Daskalakis, N. P., Xu, C., Bader, H. N., Chatzinakos, C., Weber, P., Makotkine, I., et al. (2021). Intergenerational trauma is associated with expression alterations in glucocorticoid- and immune-related genes. NEUROPSYCHOPHARMACOLOGY, 46(4), 763-773. doi:10.1038/s41386-020-00900-8.

Cite as: https://hdl.handle.net/21.11116/0000-0008-CFA2-8

Abstract

Offspring of trauma survivors are more likely to develop PTSD, mood, and anxiety disorders and demonstrate endocrine and molecular alterations compared to controls. This study reports the association between parental Holocaust exposure and genome-wide gene expression in peripheral blood mononuclear cells (PBMC) from 77 Holocaust survivor offspring and 15 comparison subjects. Forty-two differentially expressed genes (DEGs) were identified in association with parental Holocaust exposure (FDR-adjusted p < 0.05); most of these genes were downregulated and co-expressed in a gene network related to immune cell functions. When both parental Holocaust exposure and maternal age at Holocaust exposure shared DEGs, fold changes were in the opposite direction. Similarly, fold changes of shared DEGs associated with maternal PTSD and paternal PTSD were in opposite directions, while fold changes of shared DEGs associated with both maternal and paternal Holocaust exposure or associated with both maternal and paternal age at Holocaust exposure were in the same direction.
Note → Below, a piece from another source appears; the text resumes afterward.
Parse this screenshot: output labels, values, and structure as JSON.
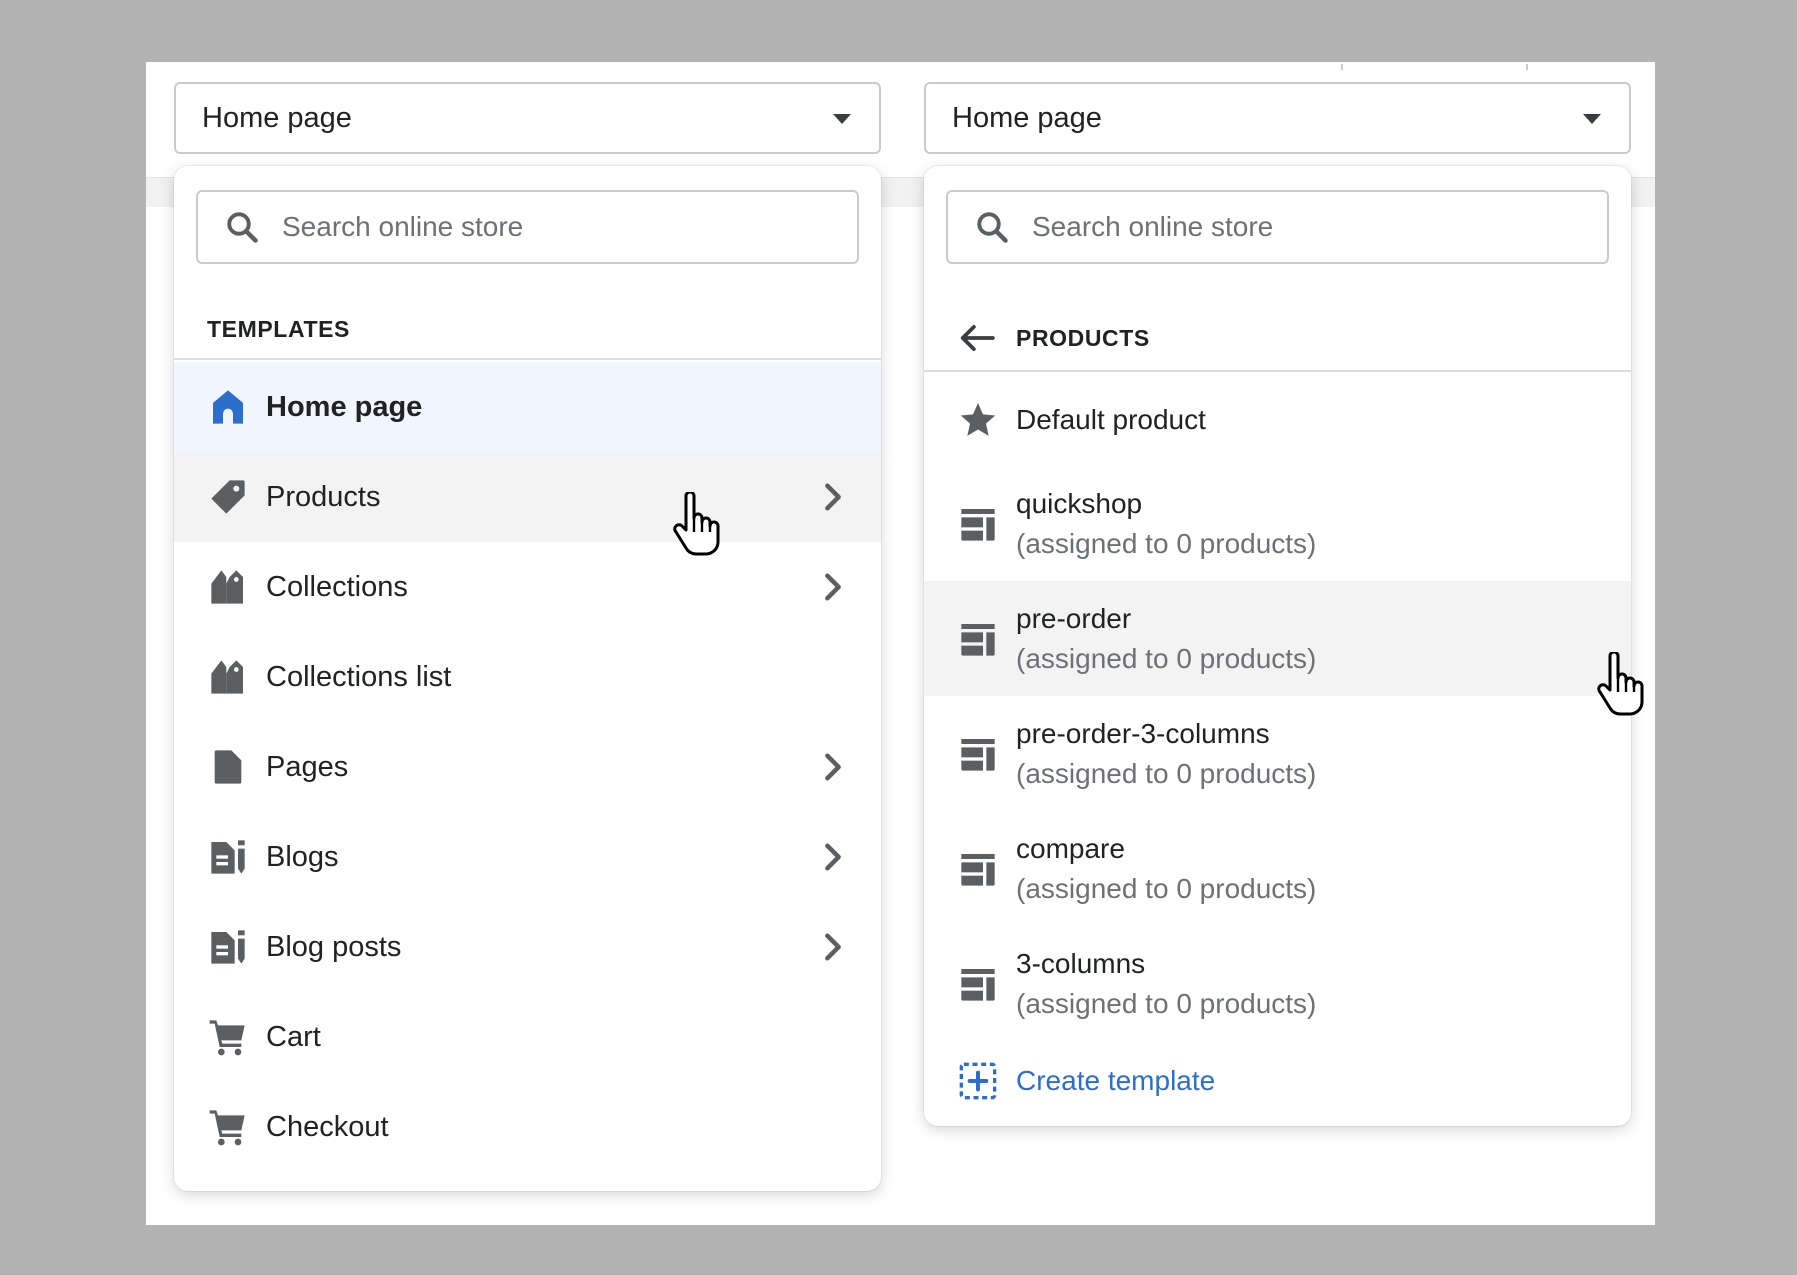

Moreover, the DEGs associated with parental Holocaust exposure were enriched for glucocorticoid-regulated genes and immune pathways with some of these genes mediating the effects of parental Holocaust exposure on C-reactive protein. The top gene across all analyses was MMP8, encoding the matrix metalloproteinase 8, which is a regulator of innate immunity. To conclude, this study identified a set of glucocorticoid and immune-related genes in association with parental Holocaust exposure with differential effects based on parental exposure-related factors.